Bologna pista calda: gli emiliani offrono 14 milioni, ma vogliono collegare la vendita di Lucumì. Gli altri nomi nella lista dei sacrificabili non garantiscono l'intera somma
Il primo colpo di mercato targato Giovanni Carnevali alla Juve dovrà essere economico. Entro il 30 giugno, infatti, per rispettare i paletti della Uefa servirà incassare una plusvalenza di circa 13 milioni di euro, che sarà necessaria quindi per questioni di Fair Play Finanziario chiudendo così l'esercizio 2025/26, all'interno del percorso fissato per arrivare all'equilibrio nel 2027/28. In attesa dell'ufficialità legata al nuovo settlement agreement, che arriverà nei prossimi giorni e che continuerà a obbligare il club a tenere i conti in ordine.
IN USCITA
—
Anche per questo il nuovo ad ha aggiornato la lista dei sacrificabili, dopo una serie di valutazioni tecniche ed economiche. Le esigenze di bilancio devono fare i conti con il mercato e le sue regole, ecco perché il punto di caduta potrebbe allontanarsi un po’ dalle intenzioni iniziali. Il primo della lista pronto a lasciare è Miretti, che vuole giocare di più rispetto a quanto fatto nell’ultimo anno alla Juve: il 2003 aveva vissuto una buona stagione in prestito al Genoa nel 2024-25, ora intende fare il salto di qualità. È per questo che ha dato il proprio gradimento al Bologna, pur essendo corteggiato da club che fanno la Champions come Villarreal e Como. Sta agli uomini della Continassa trovare ora l’intesa economica: Sartori, ds degli emiliani, si è spinto a proporre fino a 14 milioni (uno in meno della richiesta di 15), ma vuole garantirsi la vendita di Lucumì più avanti. Tra la valutazione del difensore e la possibile offerta della Juve c’è una distanza piuttosto notevole.
PLUSVALENZA
—
Lucumì ha una clausola di 28 milioni sboccabile a luglio, il Bologna è disposto a fare uno sconto in caso di maxi-accordo ma l’operazione dev’essere significativa per i conti.
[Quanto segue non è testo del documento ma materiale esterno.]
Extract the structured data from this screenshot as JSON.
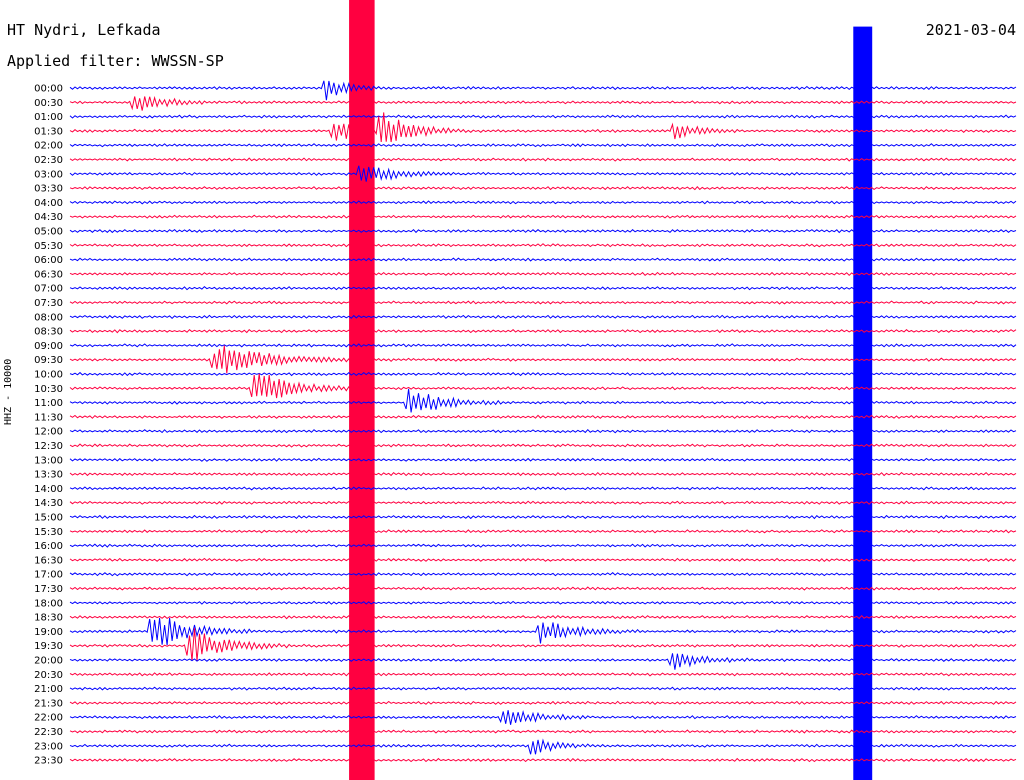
{
  "header": {
    "station": "HT Nydri, Lefkada",
    "date": "2021-03-04",
    "filter_label": "Applied filter: WWSSN-SP"
  },
  "chart_data": {
    "type": "line",
    "ylabel": "HHZ - 10000",
    "colors": [
      "#0000ff",
      "#ff0040"
    ],
    "trace_labels": [
      "00:00",
      "00:30",
      "01:00",
      "01:30",
      "02:00",
      "02:30",
      "03:00",
      "03:30",
      "04:00",
      "04:30",
      "05:00",
      "05:30",
      "06:00",
      "06:30",
      "07:00",
      "07:30",
      "08:00",
      "08:30",
      "09:00",
      "09:30",
      "10:00",
      "10:30",
      "11:00",
      "11:30",
      "12:00",
      "12:30",
      "13:00",
      "13:30",
      "14:00",
      "14:30",
      "15:00",
      "15:30",
      "16:00",
      "16:30",
      "17:00",
      "17:30",
      "18:00",
      "18:30",
      "19:00",
      "19:30",
      "20:00",
      "20:30",
      "21:00",
      "21:30",
      "22:00",
      "22:30",
      "23:00",
      "23:30"
    ],
    "trace_minutes": 30,
    "events": [
      {
        "trace": 0,
        "t": 0.27,
        "amp": 3.0,
        "dur": 0.04
      },
      {
        "trace": 1,
        "t": 0.07,
        "amp": 2.4,
        "dur": 0.06
      },
      {
        "trace": 3,
        "t": 0.28,
        "amp": 3.0,
        "dur": 0.05
      },
      {
        "trace": 3,
        "t": 0.33,
        "amp": 4.5,
        "dur": 0.06
      },
      {
        "trace": 3,
        "t": 0.64,
        "amp": 2.0,
        "dur": 0.05
      },
      {
        "trace": 6,
        "t": 0.31,
        "amp": 3.0,
        "dur": 0.06
      },
      {
        "trace": 19,
        "t": 0.16,
        "amp": 3.6,
        "dur": 0.12
      },
      {
        "trace": 21,
        "t": 0.2,
        "amp": 4.0,
        "dur": 0.08
      },
      {
        "trace": 22,
        "t": 0.36,
        "amp": 3.6,
        "dur": 0.07
      },
      {
        "trace": 38,
        "t": 0.09,
        "amp": 5.0,
        "dur": 0.07
      },
      {
        "trace": 39,
        "t": 0.13,
        "amp": 4.5,
        "dur": 0.07
      },
      {
        "trace": 38,
        "t": 0.5,
        "amp": 3.0,
        "dur": 0.07
      },
      {
        "trace": 40,
        "t": 0.64,
        "amp": 2.4,
        "dur": 0.06
      },
      {
        "trace": 44,
        "t": 0.46,
        "amp": 2.6,
        "dur": 0.06
      },
      {
        "trace": 46,
        "t": 0.49,
        "amp": 2.2,
        "dur": 0.05
      }
    ],
    "saturated_blocks": [
      {
        "trace_start": 0,
        "trace_end": 47,
        "t_start": 0.295,
        "t_end": 0.322,
        "color": "#ff0040"
      },
      {
        "trace_start": 2,
        "trace_end": 47,
        "t_start": 0.828,
        "t_end": 0.848,
        "color": "#0000ff"
      }
    ],
    "grid": false
  }
}
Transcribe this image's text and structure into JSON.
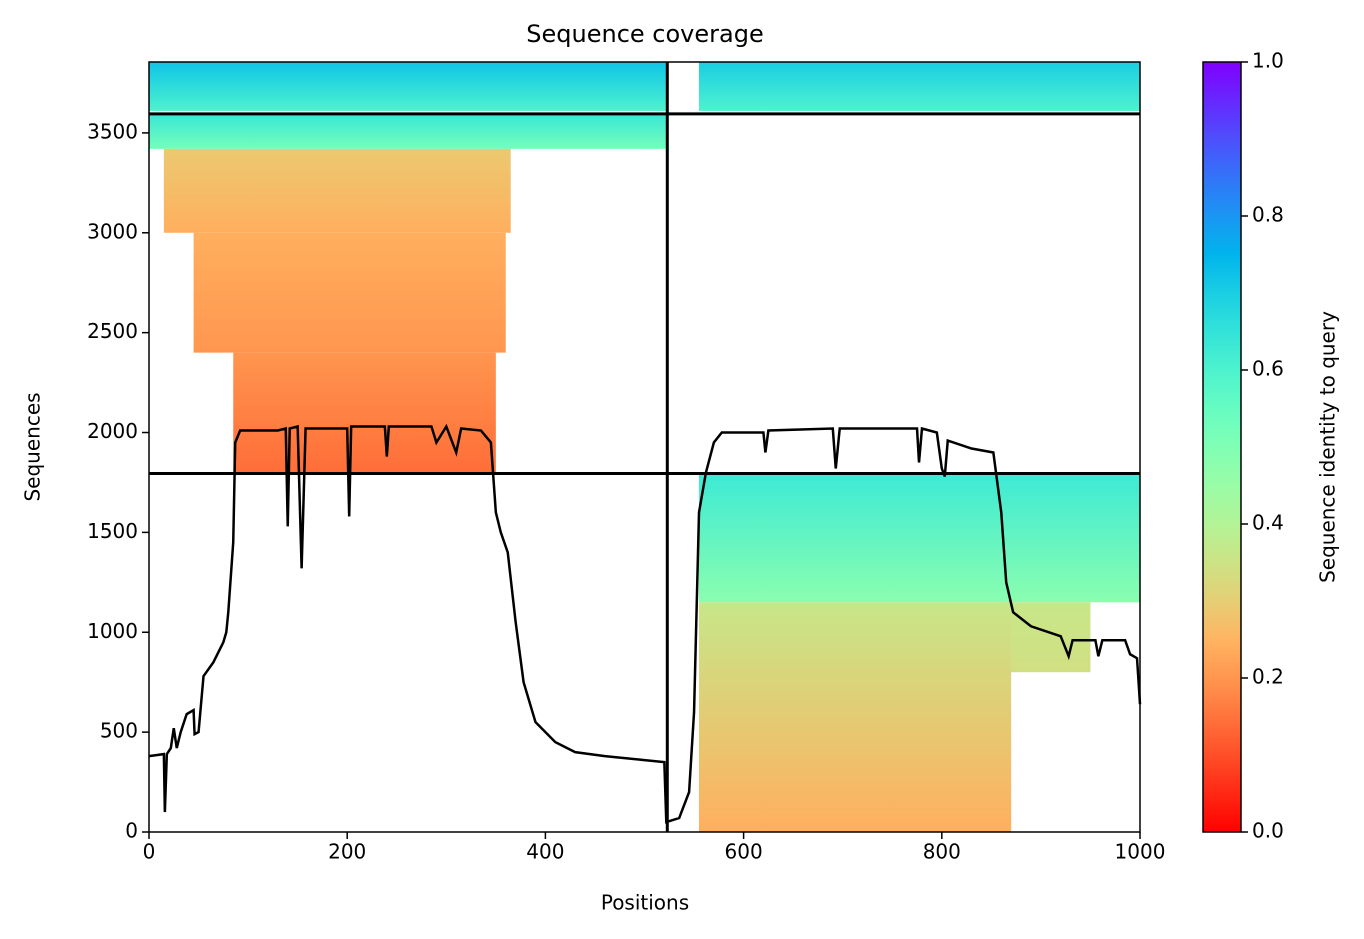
{
  "chart_data": {
    "type": "coverage",
    "title": "Sequence coverage",
    "xlabel": "Positions",
    "ylabel": "Sequences",
    "colorbar_label": "Sequence identity to query",
    "xlim": [
      0,
      1000
    ],
    "ylim": [
      0,
      3855
    ],
    "xticks": [
      0,
      200,
      400,
      600,
      800,
      1000
    ],
    "yticks": [
      0,
      500,
      1000,
      1500,
      2000,
      2500,
      3000,
      3500
    ],
    "clim": [
      0,
      1
    ],
    "cticks": [
      {
        "value": 0,
        "label": "0.0"
      },
      0.2,
      0.4,
      0.6,
      0.8,
      {
        "value": 1,
        "label": "1.0"
      }
    ],
    "colormap": "rainbow_r",
    "blocks": [
      {
        "x": [
          0,
          523
        ],
        "y": [
          3610,
          3855
        ],
        "identity": [
          0.6,
          0.72
        ]
      },
      {
        "x": [
          555,
          1000
        ],
        "y": [
          3610,
          3855
        ],
        "identity": [
          0.6,
          0.7
        ]
      },
      {
        "x": [
          0,
          523
        ],
        "y": [
          3420,
          3595
        ],
        "identity": [
          0.52,
          0.64
        ]
      },
      {
        "x": [
          15,
          365
        ],
        "y": [
          3000,
          3420
        ],
        "identity": [
          0.24,
          0.29
        ]
      },
      {
        "x": [
          45,
          360
        ],
        "y": [
          2400,
          3000
        ],
        "identity": [
          0.2,
          0.24
        ]
      },
      {
        "x": [
          85,
          350
        ],
        "y": [
          1795,
          2400
        ],
        "identity": [
          0.14,
          0.2
        ]
      },
      {
        "x": [
          555,
          1000
        ],
        "y": [
          1150,
          1795
        ],
        "identity": [
          0.48,
          0.63
        ]
      },
      {
        "x": [
          860,
          950
        ],
        "y": [
          800,
          1150
        ],
        "identity": [
          0.34,
          0.36
        ]
      },
      {
        "x": [
          555,
          870
        ],
        "y": [
          0,
          1150
        ],
        "identity": [
          0.24,
          0.36
        ]
      }
    ],
    "boundaries": {
      "x": [
        523
      ],
      "y": [
        1795,
        3595
      ]
    },
    "line": {
      "color": "#000000",
      "x": [
        0,
        15,
        16,
        18,
        22,
        25,
        28,
        32,
        38,
        45,
        46,
        50,
        55,
        65,
        75,
        78,
        80,
        85,
        87,
        92,
        130,
        138,
        140,
        142,
        150,
        154,
        158,
        200,
        202,
        204,
        238,
        240,
        242,
        285,
        290,
        300,
        310,
        315,
        335,
        345,
        350,
        355,
        362,
        370,
        378,
        390,
        410,
        430,
        460,
        500,
        520,
        522,
        535,
        545,
        550,
        555,
        562,
        570,
        578,
        620,
        622,
        625,
        690,
        693,
        697,
        775,
        777,
        780,
        795,
        800,
        803,
        806,
        830,
        852,
        860,
        865,
        872,
        890,
        920,
        928,
        932,
        955,
        958,
        962,
        985,
        990,
        997,
        1000
      ],
      "values": [
        380,
        390,
        100,
        390,
        420,
        520,
        420,
        500,
        590,
        610,
        490,
        500,
        780,
        850,
        950,
        1000,
        1100,
        1450,
        1950,
        2010,
        2010,
        2020,
        1530,
        2020,
        2030,
        1320,
        2020,
        2020,
        1580,
        2030,
        2030,
        1880,
        2030,
        2030,
        1950,
        2030,
        1900,
        2020,
        2010,
        1950,
        1600,
        1500,
        1400,
        1050,
        750,
        550,
        450,
        400,
        380,
        360,
        350,
        50,
        70,
        200,
        600,
        1600,
        1800,
        1950,
        2000,
        2000,
        1900,
        2010,
        2020,
        1820,
        2020,
        2020,
        1850,
        2020,
        2000,
        1820,
        1780,
        1960,
        1920,
        1900,
        1600,
        1250,
        1100,
        1030,
        980,
        880,
        960,
        960,
        880,
        960,
        960,
        890,
        870,
        640
      ]
    }
  }
}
Alla Juve un difensore mancino torna utile e il colombiano rispecchia l’identikit ricercato, ma alla Continassa vorrebbero contenere i costi più possibile. Ecco perché, parallelamente al fronte di mercato più caldo, la Juve resta in ascolto sugli altri potenziali tavoli, in modo da costruire la strada per il saldo. Gli altri giocatori in uscita, come Cabal o Adzic, non riescono a garantire da soli la somma necessaria, e bisognerebbe fare i conti anche con le cessioni di Gatti o Di Gregorio. Alcuni con le valigie in mano, come Koopmeiners e Openda, pesano troppo per ipotizzare il ricavo di un beneficio. Mentre chi potrebbe dare una grande mano come David, che è arrivato a zero, non vuole saperne di andar via. Può partire Cambiaso, ma servono almeno 35 milioni.